My petty victory over the 10th grade class was short lived as I had an
hour before I had to teach the 7th graders. I knew that I had to win
them over quick so I had planned a lesson full of experiments where I
get to burn things. Guinean or American, little kids love flames,
explosions and chances for their teacher to get hurt.  I entered the
class the same way as my morning class but 46 7th graders are a lot
different of an audience, but to my surprise they all rose and even
recited some little phrase that I assumed was a pledge of allegiance
or something of the sort. For the most part the kids were better than
expected with only a few disruptive students. I had more participation
than one teacher can handle for every one of my questions. Each time I
asked for someone to read from the blackboard, my question was
answered with a loud chorus of “Monsieur MOI! Monsieur! MONSIEUR!
MOI!” and snaps to get my attention, all normal in Guinean classes. It
felt good to really control such a large class, guess all I could hope
for was that they understood what I was saying.

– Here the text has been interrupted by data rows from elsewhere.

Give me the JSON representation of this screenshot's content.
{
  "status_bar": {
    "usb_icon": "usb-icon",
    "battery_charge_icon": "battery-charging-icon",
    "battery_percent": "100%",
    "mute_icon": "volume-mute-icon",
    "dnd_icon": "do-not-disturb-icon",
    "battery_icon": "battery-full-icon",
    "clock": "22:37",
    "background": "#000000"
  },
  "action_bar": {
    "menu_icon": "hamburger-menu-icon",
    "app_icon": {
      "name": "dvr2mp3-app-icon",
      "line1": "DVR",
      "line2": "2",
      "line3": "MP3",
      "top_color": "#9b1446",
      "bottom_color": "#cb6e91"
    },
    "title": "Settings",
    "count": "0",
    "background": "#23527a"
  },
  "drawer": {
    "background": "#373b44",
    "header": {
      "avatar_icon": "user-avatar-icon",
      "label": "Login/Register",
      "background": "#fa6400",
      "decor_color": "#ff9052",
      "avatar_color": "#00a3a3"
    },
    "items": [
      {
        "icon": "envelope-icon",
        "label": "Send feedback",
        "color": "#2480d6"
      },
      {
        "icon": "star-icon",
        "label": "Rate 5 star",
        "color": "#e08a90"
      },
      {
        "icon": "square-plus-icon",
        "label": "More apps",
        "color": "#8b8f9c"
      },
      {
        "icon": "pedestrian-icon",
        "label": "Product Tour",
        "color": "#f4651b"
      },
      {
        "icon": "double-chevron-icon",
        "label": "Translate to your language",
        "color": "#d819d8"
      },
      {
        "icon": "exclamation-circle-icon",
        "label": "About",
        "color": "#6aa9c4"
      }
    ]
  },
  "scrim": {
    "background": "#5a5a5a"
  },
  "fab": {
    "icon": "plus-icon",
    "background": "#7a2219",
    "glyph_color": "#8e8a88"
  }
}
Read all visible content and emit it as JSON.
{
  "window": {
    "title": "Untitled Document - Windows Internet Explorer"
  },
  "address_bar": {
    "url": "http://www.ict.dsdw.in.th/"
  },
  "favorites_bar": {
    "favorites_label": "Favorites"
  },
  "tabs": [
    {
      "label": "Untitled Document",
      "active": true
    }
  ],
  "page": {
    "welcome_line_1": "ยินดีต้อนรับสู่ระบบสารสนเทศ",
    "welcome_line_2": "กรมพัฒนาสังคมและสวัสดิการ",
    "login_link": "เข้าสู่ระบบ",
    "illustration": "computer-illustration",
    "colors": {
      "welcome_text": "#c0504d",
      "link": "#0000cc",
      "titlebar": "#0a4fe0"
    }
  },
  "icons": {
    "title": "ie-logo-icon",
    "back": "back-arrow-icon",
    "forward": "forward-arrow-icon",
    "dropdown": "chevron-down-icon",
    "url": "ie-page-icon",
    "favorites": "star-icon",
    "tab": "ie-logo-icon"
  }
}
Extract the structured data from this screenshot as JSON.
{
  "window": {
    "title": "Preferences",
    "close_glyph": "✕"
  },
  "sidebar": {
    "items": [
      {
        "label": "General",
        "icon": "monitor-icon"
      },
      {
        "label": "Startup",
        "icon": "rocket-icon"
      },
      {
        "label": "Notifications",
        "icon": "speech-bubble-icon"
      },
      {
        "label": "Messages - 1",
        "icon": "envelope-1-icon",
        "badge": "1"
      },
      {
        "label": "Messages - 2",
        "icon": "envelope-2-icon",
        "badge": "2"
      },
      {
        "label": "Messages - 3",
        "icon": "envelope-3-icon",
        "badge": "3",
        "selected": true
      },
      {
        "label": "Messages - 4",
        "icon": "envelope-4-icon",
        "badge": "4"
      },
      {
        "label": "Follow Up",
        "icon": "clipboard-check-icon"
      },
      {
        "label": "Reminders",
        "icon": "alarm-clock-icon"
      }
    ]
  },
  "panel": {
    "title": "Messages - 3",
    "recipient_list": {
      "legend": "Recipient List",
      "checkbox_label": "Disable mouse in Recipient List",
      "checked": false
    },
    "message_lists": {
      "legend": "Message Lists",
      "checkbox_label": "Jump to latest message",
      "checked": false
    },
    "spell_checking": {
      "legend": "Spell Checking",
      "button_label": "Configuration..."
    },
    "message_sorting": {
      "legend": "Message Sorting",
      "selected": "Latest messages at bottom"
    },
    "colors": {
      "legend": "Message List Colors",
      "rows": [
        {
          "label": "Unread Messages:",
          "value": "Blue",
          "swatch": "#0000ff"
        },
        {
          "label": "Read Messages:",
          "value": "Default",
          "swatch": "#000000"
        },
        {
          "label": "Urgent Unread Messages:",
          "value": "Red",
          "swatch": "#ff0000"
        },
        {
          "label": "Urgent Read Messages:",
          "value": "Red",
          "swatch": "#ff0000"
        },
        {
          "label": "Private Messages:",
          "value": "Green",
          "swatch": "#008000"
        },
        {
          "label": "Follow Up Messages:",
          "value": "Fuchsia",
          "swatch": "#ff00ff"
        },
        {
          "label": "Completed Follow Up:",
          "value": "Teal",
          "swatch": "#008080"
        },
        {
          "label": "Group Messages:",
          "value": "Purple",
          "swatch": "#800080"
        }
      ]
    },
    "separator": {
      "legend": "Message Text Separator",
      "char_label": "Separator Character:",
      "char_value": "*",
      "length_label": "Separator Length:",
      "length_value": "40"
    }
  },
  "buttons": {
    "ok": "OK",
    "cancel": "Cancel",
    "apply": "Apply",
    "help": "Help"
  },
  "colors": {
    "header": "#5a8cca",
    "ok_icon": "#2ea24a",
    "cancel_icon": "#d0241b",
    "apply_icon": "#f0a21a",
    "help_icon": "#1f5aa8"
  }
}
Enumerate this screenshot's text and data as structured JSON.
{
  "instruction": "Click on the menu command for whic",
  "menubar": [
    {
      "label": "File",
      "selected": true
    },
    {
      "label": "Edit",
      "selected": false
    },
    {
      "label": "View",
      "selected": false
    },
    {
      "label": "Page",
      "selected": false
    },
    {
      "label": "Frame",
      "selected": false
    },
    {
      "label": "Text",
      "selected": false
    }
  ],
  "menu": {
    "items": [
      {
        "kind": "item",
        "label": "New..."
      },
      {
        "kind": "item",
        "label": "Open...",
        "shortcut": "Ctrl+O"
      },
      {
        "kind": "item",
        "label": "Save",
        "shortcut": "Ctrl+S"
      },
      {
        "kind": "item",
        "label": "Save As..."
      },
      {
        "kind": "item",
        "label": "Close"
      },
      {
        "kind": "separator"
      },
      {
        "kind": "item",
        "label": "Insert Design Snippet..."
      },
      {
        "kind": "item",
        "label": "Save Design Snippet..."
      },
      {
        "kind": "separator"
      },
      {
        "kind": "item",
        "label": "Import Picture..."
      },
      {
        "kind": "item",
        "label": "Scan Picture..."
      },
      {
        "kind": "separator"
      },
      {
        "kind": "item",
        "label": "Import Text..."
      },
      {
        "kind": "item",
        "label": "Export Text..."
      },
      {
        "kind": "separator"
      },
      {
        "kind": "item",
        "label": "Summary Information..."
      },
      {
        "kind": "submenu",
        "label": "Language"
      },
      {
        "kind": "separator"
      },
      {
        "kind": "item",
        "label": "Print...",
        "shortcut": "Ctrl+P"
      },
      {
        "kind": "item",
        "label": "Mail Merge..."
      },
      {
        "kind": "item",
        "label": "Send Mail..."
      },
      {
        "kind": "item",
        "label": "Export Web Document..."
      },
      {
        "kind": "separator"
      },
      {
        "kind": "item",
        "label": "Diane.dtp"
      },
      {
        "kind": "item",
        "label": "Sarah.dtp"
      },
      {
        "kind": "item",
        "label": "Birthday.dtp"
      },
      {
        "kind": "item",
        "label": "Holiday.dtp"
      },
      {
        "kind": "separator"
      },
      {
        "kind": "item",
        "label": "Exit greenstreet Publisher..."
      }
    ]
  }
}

At the end of each week of practice school we have to give an exam to
each class we taught over the week and as any teacher can tell you:
when there’s a test, there’s cheating. Cheating isn’t anything new,
but the level these students take it to is. Blatant passing of notes,
using cheat sheets and even giving each other the answer verbally was
seen in every classroom. I did my best to be a stickler and even used
an A and a B form for my big class to deter cheaters, or at least make
it easier for me to see who cheated.

As the class slowly dwindled and students left after finishing, I
noticed that one student in particular had barely started copying down
any of the questions let alone answering them. I recognized him right
away as one of my problem students: loud, disruptive, pudgy with a
huge smile and dimples to match his overall careless behavior. I had
already taken a piece of chalk from him because he was writing on his
face as well as moved him multiple times so he had no excuse of not
Mamadou and Me!

being able to see. The second to last student left and he was leftalone. I could have stopped him right there because he had already run out of time but there wasn’t another class after this so instead I sat down next to him and left him to his work. After a bit he realized I wasn’t going anywhere and decided he would try the fourth of four problems with a little extra direction from me. He finished answering
the 4 part true or false question and did his best to avoid my eye contact. Before he got up to leave I stopped him to ask why he didn’t try the rest of the test. He answered, seeming shy for the first time, “Je ne sais pas.” I saw he had the same last name as my host family and I told him that I was named after a former French professor who used to teach at the same school.  Then I let him run off, hoping that my mini inspirational speech with guilt-trip undertones got to him in some way. Little Mamadou Diallo isn’t going to be the star pupil anytime soon but he loves to say hi to me now and he seems extra proud to show me he’s in class, whether he’s listening or not.

Littlest Host Sister....tough kid.

Practice school really has been the best learning tool so far in my Peace Corps training. I can tell my French is getting much better, I’m feeling more a part of the community and I like returning home a little more now. One day my littlest sister/cousin/general family member, who always comes running to meet me in the yard with the rest of the kids, was coming at me a little too fast. She decided to go for the trust-fall type of hug at my knees without me watching. I never broke stride and then turned around to find her getting up brushing off her bottom. I’ve adjusted back to the school schedule quite easily and I really enjoy being in the classroom so far. I can’t believe I’m
about to lose the training wheels (pun intended) and hope I can keep the positive vibe going as I get closer to my move to Wonkifong.

A beautiful night at the Training Compound. I'm not actually at a resort just had a beautiful sunset.

Hope all is going good for everyone back home. Football updates are necessary!